Another reason is that girls grow faster than boys do, are more frequent visitors to discos and bars, and more critical in dealing with the opposite sex. Resulting from this are quarrels between rivals for somebody’s love. Besides, girls are more sensitive than boys and tend to make a mountain out of a molehill. Thus, of all the girls who have approached us for help 62.5 percent have committed an offence, 37.5 percent have proved unable to master their emotions.

To answer Alyona’s second question (Can such fighting be avoided in future?) I can say that according to statistics, 60 percent of girls are likely to repeat what they have done. Alyona needs to learn how to resolve conflicts peacefully. But how can she do it? Usually, to handle a similar problem 56 percent of girls seek help of their friends and only 12 percent get their parents involved. Where do the remaining 32 percent go?

It is necessary to make psychological counseling service more accessible to those who really need assistance in dealing with difficult situations. The true reason for a girl’s behavior may be hidden in her personality, her temperament, her character and interpersonal relations. So counseling may often be a straw to clutch at.

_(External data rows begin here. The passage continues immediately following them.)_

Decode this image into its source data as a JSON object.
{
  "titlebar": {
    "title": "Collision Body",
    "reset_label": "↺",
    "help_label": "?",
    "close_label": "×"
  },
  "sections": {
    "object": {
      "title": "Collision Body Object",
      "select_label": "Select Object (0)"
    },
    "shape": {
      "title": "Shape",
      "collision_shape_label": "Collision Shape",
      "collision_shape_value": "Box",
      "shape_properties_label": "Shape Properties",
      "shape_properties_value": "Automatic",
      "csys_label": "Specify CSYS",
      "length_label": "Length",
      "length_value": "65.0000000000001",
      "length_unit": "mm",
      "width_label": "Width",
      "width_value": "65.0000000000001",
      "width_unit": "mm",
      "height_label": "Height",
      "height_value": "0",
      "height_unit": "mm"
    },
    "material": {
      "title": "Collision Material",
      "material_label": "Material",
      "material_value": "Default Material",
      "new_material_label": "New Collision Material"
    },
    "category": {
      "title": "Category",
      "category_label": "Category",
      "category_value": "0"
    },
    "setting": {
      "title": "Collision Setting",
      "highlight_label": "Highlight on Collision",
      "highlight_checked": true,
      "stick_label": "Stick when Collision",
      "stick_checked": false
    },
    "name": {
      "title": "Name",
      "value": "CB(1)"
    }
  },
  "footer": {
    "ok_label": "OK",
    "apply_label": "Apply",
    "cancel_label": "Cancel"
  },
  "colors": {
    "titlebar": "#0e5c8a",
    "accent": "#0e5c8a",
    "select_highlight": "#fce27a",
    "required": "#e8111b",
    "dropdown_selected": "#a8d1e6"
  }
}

Alyona should learn to be self-confident. In whatever situation there is always a more constructive way out than physical violence. There is a good saying that goes like, “When you run out of arguments, you use your fists”. It can be altered to read “You use your fists when you can’t or won’t find the right arguments”. Anyway, you must see a human being in anyone you deal with. Despite your irritation, anger, or discontent.

Regretfully enough, virtually every family nowadays needs counseling. What we need now is analyze family relationships. And do it professionally, which involves individual work with each family, nonconflictive communications skills, and the ability to see advantages and disadvantages in any situation and to benefit from the latter.